Während die Staatsanwaltschaft beim Bremer Pastor Olaf Latzel Volksverhetzung unter dem Deckmantel der Religionsfreiheit sieht, fordern die Verteidiger den Freispruch. Eins von zwei theologischen Gutachten wird für das Urteil nicht berücksichtigt.

katholisch.de

Die Staatsanwaltschaft Bremen fordert, an der Verurteilung des evangelischen Pastors Olaf Latzel (54) wegen Volksverhetzung festzuhalten.

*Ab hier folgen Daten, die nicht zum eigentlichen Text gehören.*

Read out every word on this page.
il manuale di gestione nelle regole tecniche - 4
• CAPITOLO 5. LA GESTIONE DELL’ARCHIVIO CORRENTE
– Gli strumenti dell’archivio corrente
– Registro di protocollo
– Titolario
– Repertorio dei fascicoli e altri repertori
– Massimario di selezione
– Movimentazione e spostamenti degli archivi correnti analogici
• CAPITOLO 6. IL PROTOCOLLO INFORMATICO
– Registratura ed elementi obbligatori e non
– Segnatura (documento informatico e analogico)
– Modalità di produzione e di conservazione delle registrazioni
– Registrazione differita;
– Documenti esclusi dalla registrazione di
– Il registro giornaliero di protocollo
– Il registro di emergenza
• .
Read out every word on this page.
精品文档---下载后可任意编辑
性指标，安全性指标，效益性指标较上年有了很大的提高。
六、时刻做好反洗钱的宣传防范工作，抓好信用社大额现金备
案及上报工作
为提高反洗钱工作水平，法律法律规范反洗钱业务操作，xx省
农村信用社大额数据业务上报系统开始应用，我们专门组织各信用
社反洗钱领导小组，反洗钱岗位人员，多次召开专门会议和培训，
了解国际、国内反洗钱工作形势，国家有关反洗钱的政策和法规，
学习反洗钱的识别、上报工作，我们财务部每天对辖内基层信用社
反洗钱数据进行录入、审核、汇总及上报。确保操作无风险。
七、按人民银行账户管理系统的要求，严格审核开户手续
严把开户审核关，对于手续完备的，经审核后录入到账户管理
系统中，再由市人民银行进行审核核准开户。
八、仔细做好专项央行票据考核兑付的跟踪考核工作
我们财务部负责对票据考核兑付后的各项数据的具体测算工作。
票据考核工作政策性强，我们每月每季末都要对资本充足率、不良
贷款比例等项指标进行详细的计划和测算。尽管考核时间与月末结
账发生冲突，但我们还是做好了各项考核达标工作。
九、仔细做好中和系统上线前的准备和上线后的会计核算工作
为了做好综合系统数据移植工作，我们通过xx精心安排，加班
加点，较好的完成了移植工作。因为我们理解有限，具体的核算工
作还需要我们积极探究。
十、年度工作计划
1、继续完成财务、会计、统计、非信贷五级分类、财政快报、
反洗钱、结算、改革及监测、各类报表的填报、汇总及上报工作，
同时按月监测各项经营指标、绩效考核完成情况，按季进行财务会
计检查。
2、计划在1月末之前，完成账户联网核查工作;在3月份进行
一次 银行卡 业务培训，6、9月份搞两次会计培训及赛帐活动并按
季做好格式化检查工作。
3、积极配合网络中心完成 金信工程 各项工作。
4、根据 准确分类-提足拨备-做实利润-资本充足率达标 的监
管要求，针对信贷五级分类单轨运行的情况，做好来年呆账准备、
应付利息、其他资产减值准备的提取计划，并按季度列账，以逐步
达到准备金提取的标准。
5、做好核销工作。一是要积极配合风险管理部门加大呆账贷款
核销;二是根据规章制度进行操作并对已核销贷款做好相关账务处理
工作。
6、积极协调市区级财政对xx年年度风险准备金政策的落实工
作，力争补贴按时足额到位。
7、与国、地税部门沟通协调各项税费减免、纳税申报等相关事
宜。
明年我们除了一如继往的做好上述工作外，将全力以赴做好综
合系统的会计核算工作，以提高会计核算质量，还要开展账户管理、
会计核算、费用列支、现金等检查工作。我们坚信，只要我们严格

Der Geistliche habe Homosexuellen das Recht abgesprochen, am gesellschaftlichen Leben teilzuhaben und Teilnehmer des Christopher-Street-Days als Verbrecher bezeichnet, sagte Staatsanwältin Melina Lutz am Freitag im Berufungsprozess vor dem Landgericht der Hansestadt. Damit habe er sich bewusst unter dem Deckmantel der Religionsfreiheit volksverhetzerisch geäußert. Das Urteil der ersten Instanz sei fehlerfrei. Seine Reue nehme sie Latzel nicht ab, so Lutz.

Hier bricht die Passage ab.